First of all, you will face many fines and fees if charged with a DWI. Court costs and fines can total in the hundreds, even thousands of dollars. You can also face costs associated with towing and impound fees, license suspension, driver training, drug and alcohol treatment programs, not to mention bail and attorney fees.
Higher Insurance Rates
Getting a DWI on your driving record will drastically increase your car insurance premiums, once your license is reinstated.
Many DWI convictions require a driver to purchase “high-risk insurance.” This may cause your insurance provider to cancel your policy, as not all companies offer high-risk coverage. The lapse in coverage can also increase the cost.
High-risk drivers are often unable to obtain insurance on the open market, resulting in the need to apply through the state’s automobile insurance plan, which is even more expensive!

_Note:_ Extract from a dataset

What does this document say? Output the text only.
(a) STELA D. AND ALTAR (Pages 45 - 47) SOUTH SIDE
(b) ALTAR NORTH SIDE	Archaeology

DWI charges often carry mandatory jail sentences, even for first offenders. In many states, these can result in a felony conviction depending on how high your BAC was, if you have had multiple offenses, or if there was a personal injury or death as a result of your DWI.
If you lose you license due to a DWI, you will have to show proof of financial responsibility before you can get it reinstated. An SR-22 will do just that.
SR-22 insurance proves that you will maintain at least the state’s minimum requirement of car insurance for a specified amount of time. The typical term is three years or the length of probation the court sentenced you to, whichever is greater. If you commit another violation before the time expires, the time limit may be extended.